Myth #4: Class will tell.
"Nowadays, there's no such thing as class. Before accurate speed figures were developed, people bet horses based on the company they kept. If a horse raced against top company, he was said to have class. What they really meant was that he had speed. A horse who wins an allowance race and moves up to a stakes race isn't going to look around in the starting gate and think, 'Oh my goodness, these are really good horses I'm facing today. I don't think I can win.' If he's fast enough, he can win. Of course, a horse who's moving up is likely to encounter a faster pace, which must be considered, too."

Myth #5: You can maximize your chances for success by specializing in certain areas of the game, such as sprints or grass races.
"No way. Gambling is about giving yourself the most options. Limiting yourself to certain situations confines your options.

Myth #6: You should bet more on horses you really like.
"More than any misconception, this myth probably illustrates the difference between how professionals and amateurs think.
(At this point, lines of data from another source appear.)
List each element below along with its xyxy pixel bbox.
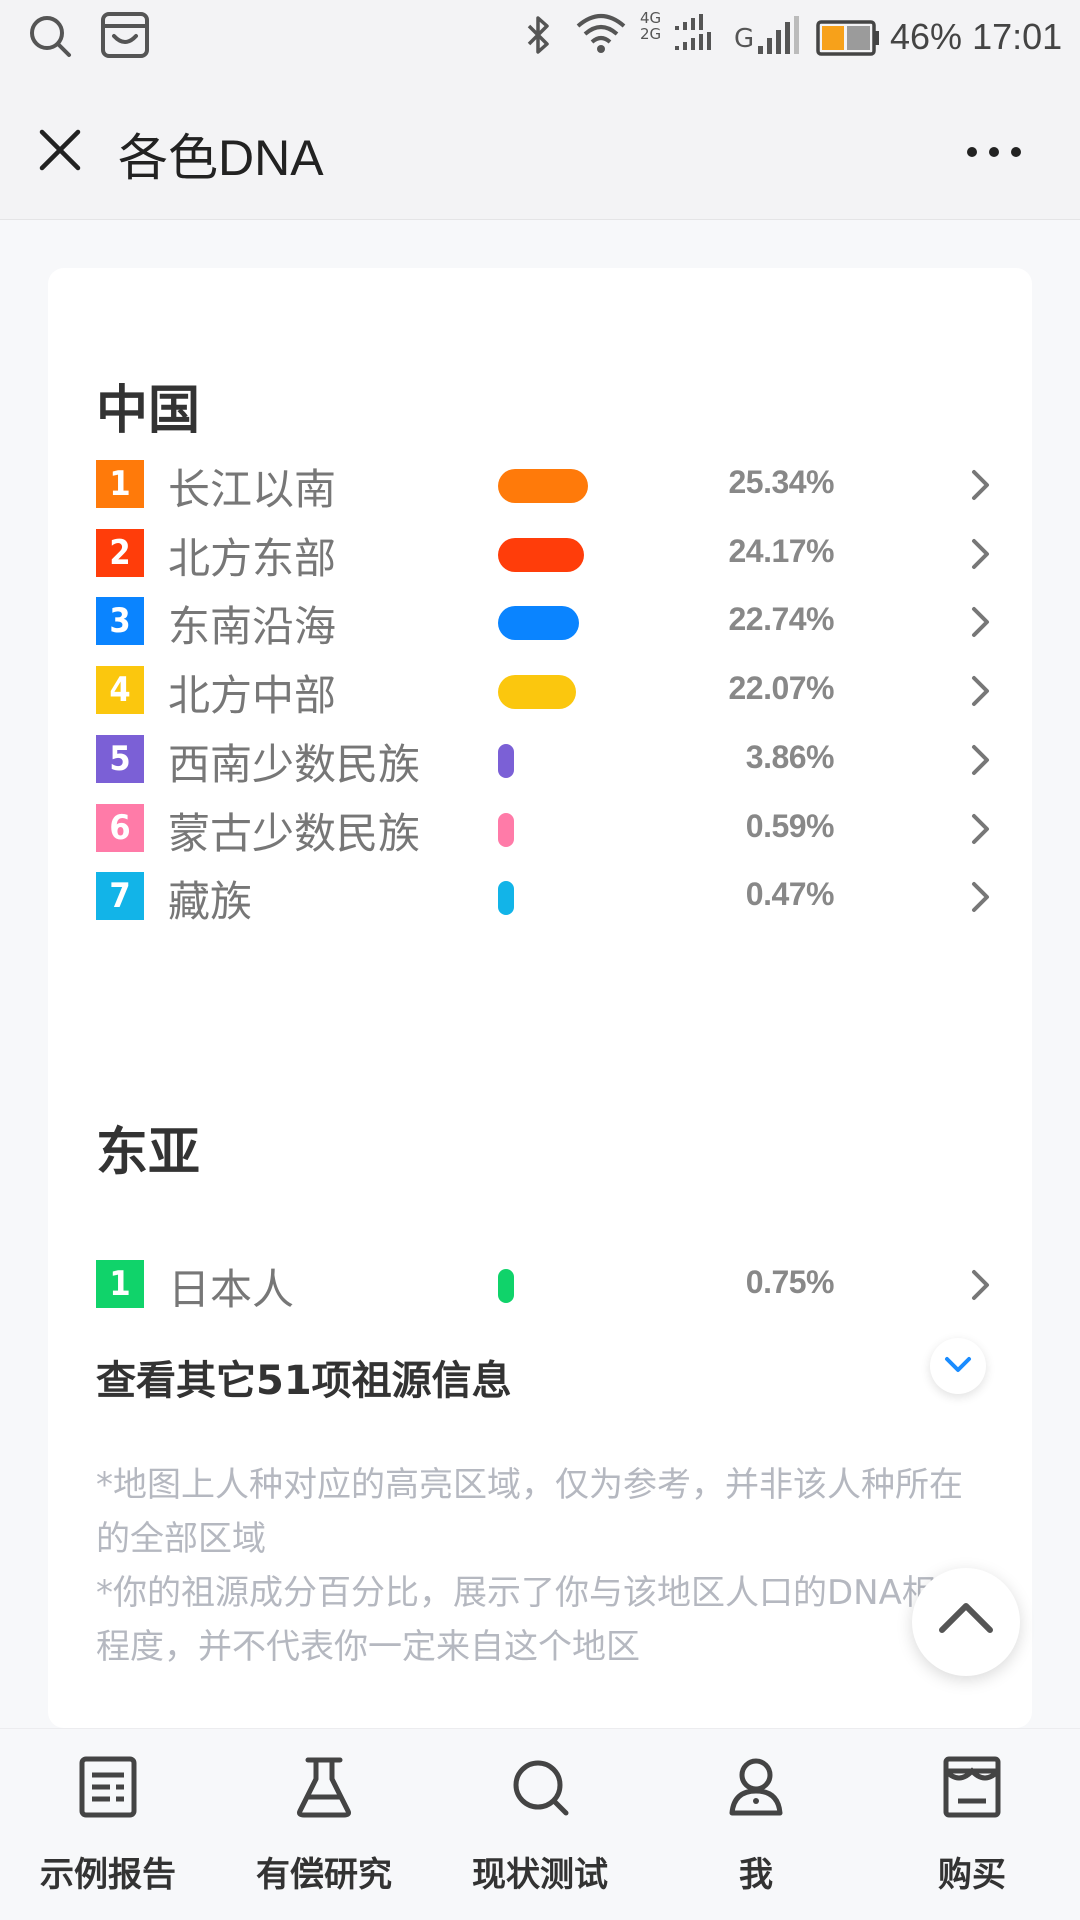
ancestry-row[interactable]: 3 东南沿海 22.74% — [96, 591, 996, 651]
wifi-icon — [575, 12, 627, 58]
tab-label: 现状测试 — [472, 1855, 608, 1895]
signal-bars-icon — [756, 16, 802, 60]
percentage-bar — [498, 606, 579, 641]
chevron-right-icon — [970, 468, 992, 502]
ancestry-row[interactable]: 2 北方东部 24.17% — [96, 523, 996, 583]
search-icon — [28, 14, 72, 62]
back-to-top-button[interactable] — [912, 1568, 1020, 1676]
status-bar: 4G 2G G 46% 17:01 — [0, 0, 1080, 78]
chevron-right-icon — [970, 605, 992, 639]
tab-label: 示例报告 — [40, 1855, 176, 1895]
chevron-right-icon — [970, 537, 992, 571]
signal-bars-icon — [673, 12, 715, 58]
region-name: 藏族 — [168, 877, 253, 927]
chevron-right-icon — [970, 743, 992, 777]
percentage-bar — [498, 881, 514, 916]
tab-example-report[interactable]: 示例报告 — [0, 1729, 216, 1920]
rank-badge: 1 — [96, 1260, 144, 1308]
rank-badge: 3 — [96, 597, 144, 646]
percentage-bar — [498, 537, 584, 572]
rank-badge: 6 — [96, 803, 144, 852]
chevron-right-icon — [970, 880, 992, 914]
disclaimer-text: *地图上人种对应的高亮区域，仅为参考，并非该人种所在的全部区域 *你的祖源成分百… — [96, 1458, 986, 1674]
expand-button[interactable] — [930, 1338, 986, 1394]
flask-icon — [294, 1755, 354, 1819]
rank-badge: 2 — [96, 528, 144, 577]
tab-buy[interactable]: 购买 — [864, 1729, 1080, 1920]
region-name: 蒙古少数民族 — [168, 808, 421, 858]
battery-icon — [816, 20, 882, 60]
more-options-icon[interactable] — [964, 144, 1024, 158]
tab-label: 我 — [739, 1855, 773, 1895]
percentage-value: 0.59% — [745, 807, 835, 844]
tab-me[interactable]: 我 — [648, 1729, 864, 1920]
percentage-value: 3.86% — [745, 738, 835, 775]
region-name: 长江以南 — [168, 465, 337, 514]
disclaimer-line: *地图上人种对应的高亮区域，仅为参考，并非该人种所在的全部区域 — [96, 1465, 963, 1559]
bluetooth-icon — [525, 14, 553, 60]
chevron-right-icon — [970, 1268, 992, 1302]
view-more-link[interactable]: 查看其它51项祖源信息 — [96, 1348, 512, 1406]
network-type-label: 4G 2G — [640, 9, 662, 43]
ancestry-row[interactable]: 7 藏族 0.47% — [96, 866, 996, 926]
percentage-value: 22.07% — [728, 670, 834, 707]
status-text: 46% 17:01 — [890, 16, 1063, 57]
section-title-east-asia: 东亚 — [96, 1123, 201, 1183]
percentage-value: 22.74% — [728, 601, 834, 638]
ancestry-card: 中国 1 长江以南 25.34% 2 北方东部 24.17% 3 东南沿海 22.74% 4 北方中… — [48, 268, 1032, 1728]
chevron-right-icon — [970, 674, 992, 708]
rank-badge: 7 — [96, 872, 144, 921]
close-icon[interactable] — [36, 126, 84, 174]
ancestry-row[interactable]: 6 蒙古少数民族 0.59% — [96, 798, 996, 858]
chevron-up-icon — [939, 1603, 993, 1633]
disclaimer-line: *你的祖源成分百分比，展示了你与该地区人口的DNA相似程度，并不代表你一定来自这… — [96, 1573, 970, 1667]
search-icon — [510, 1755, 570, 1819]
page-title: 各色DNA — [118, 130, 324, 186]
store-notification-icon — [100, 8, 150, 64]
rank-badge: 1 — [96, 460, 144, 508]
tab-paid-research[interactable]: 有偿研究 — [216, 1729, 432, 1920]
percentage-bar — [498, 1269, 514, 1303]
region-name: 北方中部 — [168, 671, 337, 721]
person-icon — [726, 1755, 786, 1819]
ancestry-row[interactable]: 5 西南少数民族 3.86% — [96, 729, 996, 789]
percentage-bar — [498, 469, 588, 503]
percentage-bar — [498, 675, 577, 710]
percentage-value: 25.34% — [728, 464, 834, 500]
region-name: 西南少数民族 — [168, 739, 421, 789]
bottom-tab-bar: 示例报告 有偿研究 现状测试 我 购买 — [0, 1728, 1080, 1920]
percentage-bar — [498, 812, 514, 847]
ancestry-row[interactable]: 1 长江以南 25.34% — [96, 454, 996, 514]
nav-bar: 各色DNA — [0, 78, 1080, 220]
tab-label: 购买 — [938, 1855, 1006, 1895]
rank-badge: 5 — [96, 734, 144, 783]
region-name: 日本人 — [168, 1265, 295, 1314]
report-icon — [78, 1755, 138, 1819]
rank-badge: 4 — [96, 666, 144, 715]
network-g-label: G — [734, 24, 755, 54]
region-name: 东南沿海 — [168, 602, 337, 652]
store-icon — [942, 1755, 1002, 1819]
percentage-value: 0.47% — [745, 876, 835, 913]
chevron-right-icon — [970, 812, 992, 846]
region-name: 北方东部 — [168, 533, 337, 583]
section-title-china: 中国 — [96, 381, 201, 441]
percentage-bar — [498, 743, 514, 778]
chevron-down-icon — [945, 1357, 971, 1372]
ancestry-row[interactable]: 4 北方中部 22.07% — [96, 660, 996, 720]
tab-status-test[interactable]: 现状测试 — [432, 1729, 648, 1920]
ancestry-row[interactable]: 1 日本人 0.75% — [96, 1254, 996, 1314]
percentage-value: 24.17% — [728, 532, 834, 569]
percentage-value: 0.75% — [745, 1264, 835, 1300]
tab-label: 有偿研究 — [256, 1855, 392, 1895]
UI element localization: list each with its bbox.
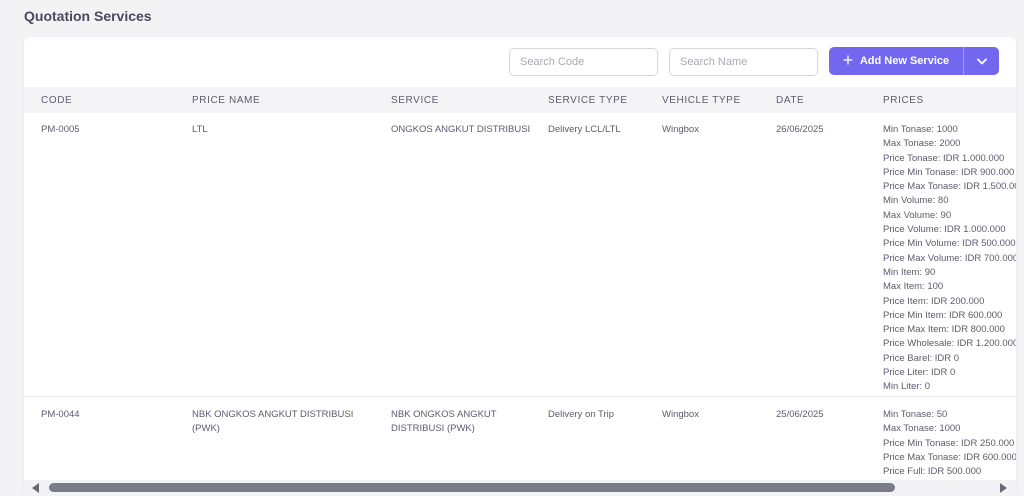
- price-line: Price Liter: IDR 0: [883, 367, 956, 379]
- price-line: Price Min Volume: IDR 500.000: [883, 238, 1016, 250]
- column-header-prices[interactable]: PRICES: [883, 95, 924, 106]
- arrow-right-icon[interactable]: [1000, 483, 1007, 493]
- cell-prices: Min Tonase: 1000 Max Tonase: 2000 Price …: [883, 123, 1016, 395]
- price-line: Min Item: 90: [883, 266, 936, 278]
- price-line: Price Min Tonase: IDR 250.000: [883, 437, 1015, 449]
- scrollbar-thumb[interactable]: [49, 483, 895, 492]
- arrow-left-icon[interactable]: [32, 483, 39, 493]
- column-header-code[interactable]: CODE: [41, 95, 72, 106]
- price-line: Price Barel: IDR 0: [883, 352, 960, 364]
- column-header-service[interactable]: SERVICE: [391, 95, 531, 106]
- price-line: Max Item: 100: [883, 281, 944, 293]
- cell-date: 26/06/2025: [776, 124, 824, 135]
- cell-service-type: Delivery LCL/LTL: [548, 124, 621, 135]
- chevron-down-icon: [976, 52, 987, 70]
- price-line: Min Tonase: 1000: [883, 124, 958, 135]
- column-header-date[interactable]: DATE: [776, 95, 804, 106]
- cell-code: PM-0044: [41, 409, 80, 420]
- price-line: Max Tonase: 1000: [883, 423, 961, 435]
- cell-service: NBK ONGKOS ANGKUT DISTRIBUSI (PWK): [391, 409, 497, 435]
- cell-service: ONGKOS ANGKUT DISTRIBUSI: [391, 124, 531, 135]
- services-card: Add New Service CODE PRICE NAME SERVICE …: [24, 37, 1016, 496]
- plus-icon: [843, 55, 853, 68]
- price-line: Price Max Tonase: IDR 1.500.00: [883, 181, 1016, 193]
- column-header-price-name[interactable]: PRICE NAME: [192, 95, 377, 106]
- search-code-input[interactable]: [509, 48, 658, 76]
- horizontal-scrollbar[interactable]: [24, 480, 1016, 496]
- add-new-service-label: Add New Service: [859, 55, 950, 67]
- column-header-service-type[interactable]: SERVICE TYPE: [548, 95, 628, 106]
- price-line: Price Max Volume: IDR 700.000: [883, 252, 1016, 264]
- column-header-vehicle-type[interactable]: VEHICLE TYPE: [662, 95, 741, 106]
- price-line: Price Volume: IDR 1.000.000: [883, 224, 1006, 236]
- table-row[interactable]: PM-0005 LTL ONGKOS ANGKUT DISTRIBUSI Del…: [24, 113, 1016, 397]
- cell-date: 25/06/2025: [776, 409, 824, 420]
- cell-prices: Min Tonase: 50 Max Tonase: 1000 Price Mi…: [883, 408, 1016, 479]
- cell-vehicle-type: Wingbox: [662, 409, 699, 420]
- add-new-service-button-group: Add New Service: [829, 47, 999, 75]
- add-service-dropdown-toggle[interactable]: [963, 47, 999, 75]
- price-line: Min Tonase: 50: [883, 409, 948, 420]
- cell-service-type: Delivery on Trip: [548, 409, 614, 420]
- cell-price-name: NBK ONGKOS ANGKUT DISTRIBUSI (PWK): [192, 409, 354, 435]
- price-line: Price Tonase: IDR 1.000.000: [883, 152, 1005, 164]
- price-line: Price Max Item: IDR 800.000: [883, 324, 1005, 336]
- price-line: Max Tonase: 2000: [883, 138, 961, 150]
- price-line: Min Liter: 0: [883, 381, 930, 393]
- table-header: CODE PRICE NAME SERVICE SERVICE TYPE VEH…: [24, 87, 1016, 113]
- price-line: Price Item: IDR 200.000: [883, 295, 985, 307]
- search-name-input[interactable]: [669, 48, 818, 76]
- add-new-service-button[interactable]: Add New Service: [829, 47, 963, 75]
- price-line: Min Volume: 80: [883, 195, 949, 207]
- table-row[interactable]: PM-0044 NBK ONGKOS ANGKUT DISTRIBUSI (PW…: [24, 398, 1016, 482]
- price-line: Price Wholesale: IDR 1.200.000: [883, 338, 1016, 350]
- price-line: Price Min Item: IDR 600.000: [883, 309, 1003, 321]
- cell-price-name: LTL: [192, 124, 208, 135]
- price-line: Price Max Tonase: IDR 600.000: [883, 451, 1016, 463]
- price-line: Price Min Tonase: IDR 900.000: [883, 166, 1015, 178]
- cell-vehicle-type: Wingbox: [662, 124, 699, 135]
- price-line: Max Volume: 90: [883, 209, 952, 221]
- cell-code: PM-0005: [41, 124, 80, 135]
- price-line: Price Full: IDR 500.000: [883, 466, 982, 478]
- page-title: Quotation Services: [24, 8, 152, 24]
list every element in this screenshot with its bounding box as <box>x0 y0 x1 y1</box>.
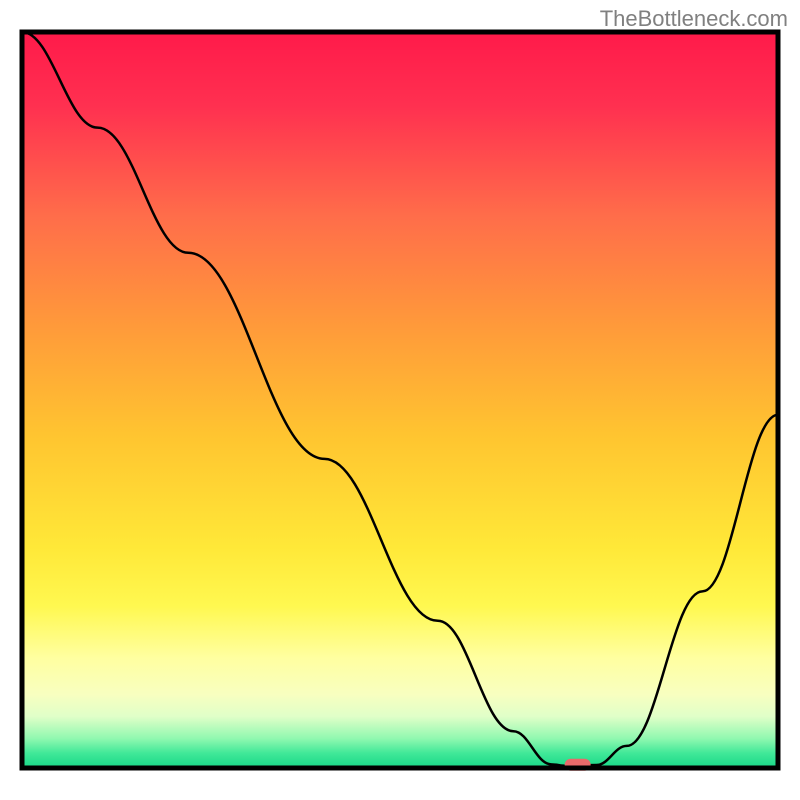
bottleneck-chart <box>0 0 800 800</box>
plot-background <box>22 32 778 768</box>
chart-container: TheBottleneck.com <box>0 0 800 800</box>
watermark-text: TheBottleneck.com <box>600 6 788 32</box>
A professional gambler believes that if a horse is worth betting, it's worth betting significantly. Sophisticated bettors usually wager about the same amount on each race. The concept of a 'Best bet' is a media creation that is foreign to most professional horseplayers. Professional players believe all their bets are good ones; that's why they make them."
Myth #7: Statistical wagering trends are important.
"While technical analysis may be popular, it's rarely meaningful. I don't put much faith in percentages because most of it is just backfitting (making up a theory to fit a set of numbers)."

Myth #8: There are several tried and true rules of the game, such as 'Never bet on a horse to do something he hasn't done before;' 'Never bet 3-year-olds against older horses in the spring;' 'Never bet fillies against colts;' 'Never bet maidens versus winners;' 'Never bet the highest weighted horse on a muddy track;' which always should be followed.
"Some points of the game are debatable but those statements are so pathetic they should never have been said, written or printed. There are so many variables that have to be factored into each race that blanket statements of this type are stupid and the people who make them have less than no clue. You can and should go against any of these so-called rules if you're obtaining value."